The next day starts early, as we only have about six hours of play time. We decide to visit Multnomah Falls and quickly determine an Uber will not be the best choice to get to and from the hotel. Instead the concierge arranges pick up at a close by rental car agency, and off we head to the falls.
From our hotel, the falls are less than 35 minutes on a view-filled highway. The ride follows the Columbia River Gorge and with every twist on the highway, there was more beauty to take in.
Finding the falls is easy and there is plenty of parking across the street. We arrive early, as Multnomah Falls is the number one visited natural attraction in Oregon, and we want to take in the views before the crowds arrive.

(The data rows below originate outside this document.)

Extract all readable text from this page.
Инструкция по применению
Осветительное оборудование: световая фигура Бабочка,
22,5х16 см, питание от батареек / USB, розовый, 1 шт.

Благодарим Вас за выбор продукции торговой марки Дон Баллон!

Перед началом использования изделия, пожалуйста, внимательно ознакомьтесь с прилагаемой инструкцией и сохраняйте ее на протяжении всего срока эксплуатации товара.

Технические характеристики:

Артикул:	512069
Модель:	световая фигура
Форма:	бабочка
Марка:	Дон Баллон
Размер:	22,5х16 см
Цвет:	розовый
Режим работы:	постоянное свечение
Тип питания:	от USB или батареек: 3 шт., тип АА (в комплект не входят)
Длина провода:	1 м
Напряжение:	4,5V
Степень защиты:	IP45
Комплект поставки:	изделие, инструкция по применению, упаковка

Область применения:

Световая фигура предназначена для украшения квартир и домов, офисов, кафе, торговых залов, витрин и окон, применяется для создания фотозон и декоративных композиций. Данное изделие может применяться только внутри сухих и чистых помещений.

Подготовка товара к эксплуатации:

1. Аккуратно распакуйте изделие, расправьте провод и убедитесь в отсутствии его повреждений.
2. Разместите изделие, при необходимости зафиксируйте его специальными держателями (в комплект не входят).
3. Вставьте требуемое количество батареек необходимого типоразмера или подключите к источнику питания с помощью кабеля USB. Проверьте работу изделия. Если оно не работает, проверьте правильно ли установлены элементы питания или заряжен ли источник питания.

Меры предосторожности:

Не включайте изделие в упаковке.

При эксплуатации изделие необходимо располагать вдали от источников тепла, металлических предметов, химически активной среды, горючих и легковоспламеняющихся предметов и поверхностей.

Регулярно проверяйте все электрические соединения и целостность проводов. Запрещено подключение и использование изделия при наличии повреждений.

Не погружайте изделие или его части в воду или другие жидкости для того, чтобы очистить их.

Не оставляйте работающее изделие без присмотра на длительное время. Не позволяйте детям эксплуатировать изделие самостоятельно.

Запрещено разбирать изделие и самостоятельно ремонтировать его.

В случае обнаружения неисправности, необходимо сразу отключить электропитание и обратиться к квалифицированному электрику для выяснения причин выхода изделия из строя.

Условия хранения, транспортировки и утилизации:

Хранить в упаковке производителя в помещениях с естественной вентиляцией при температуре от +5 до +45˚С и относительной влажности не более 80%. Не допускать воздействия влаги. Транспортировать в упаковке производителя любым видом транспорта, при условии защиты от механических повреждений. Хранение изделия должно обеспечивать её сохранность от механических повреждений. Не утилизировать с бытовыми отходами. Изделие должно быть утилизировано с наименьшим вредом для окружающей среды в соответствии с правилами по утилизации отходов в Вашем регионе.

From the parking lot, the towering 611 foot tall falls can be seen, and as we approach the walkway to the falls, the view quickly takes our breath away. To say this is one of the most beautiful falls I have ever seen, is not an understatement. Awesome is word that comes to mind.
The popular Benson Bridge, spanning a massive gorge at the falls, serves as an amazing “Kodak Moment.” It is worth the ten minute walk to stand on the bridge and feel the cold mist coming off the powerful falls.
The property also houses a lodge, gift shop, and visitors center. We are offered a hiking map for a steep, mile long trail, winding around the back side of the falls, and decide to go for it. Due to time and crowds on the trail, we do not make it to the top, but are still able to experience the gorgeous leaf-lined trail and views of the falls from various heights as we climb the trail. From many vantage points, there are also views of the gorgeous Columbia Gorge and river below.
Wishing we had more time, but resigned to the fact we do not, we head back to downtown Portland, easily return the car and get back on the Red Line toward the airport.
The next morning waking up in my own bed, I wonder if I had been dreaming about my visit to Portland. It was such a quick trip, I wasn’t really sure. Grabbing my phone, I open my pictures and confirm what I had hoped be true, I had been in Portland!
I get the opportunity to experience a lot of these whirlwind trips and the short visits wet my appetite to return again to explore in more detail. Portland, I will be back soon!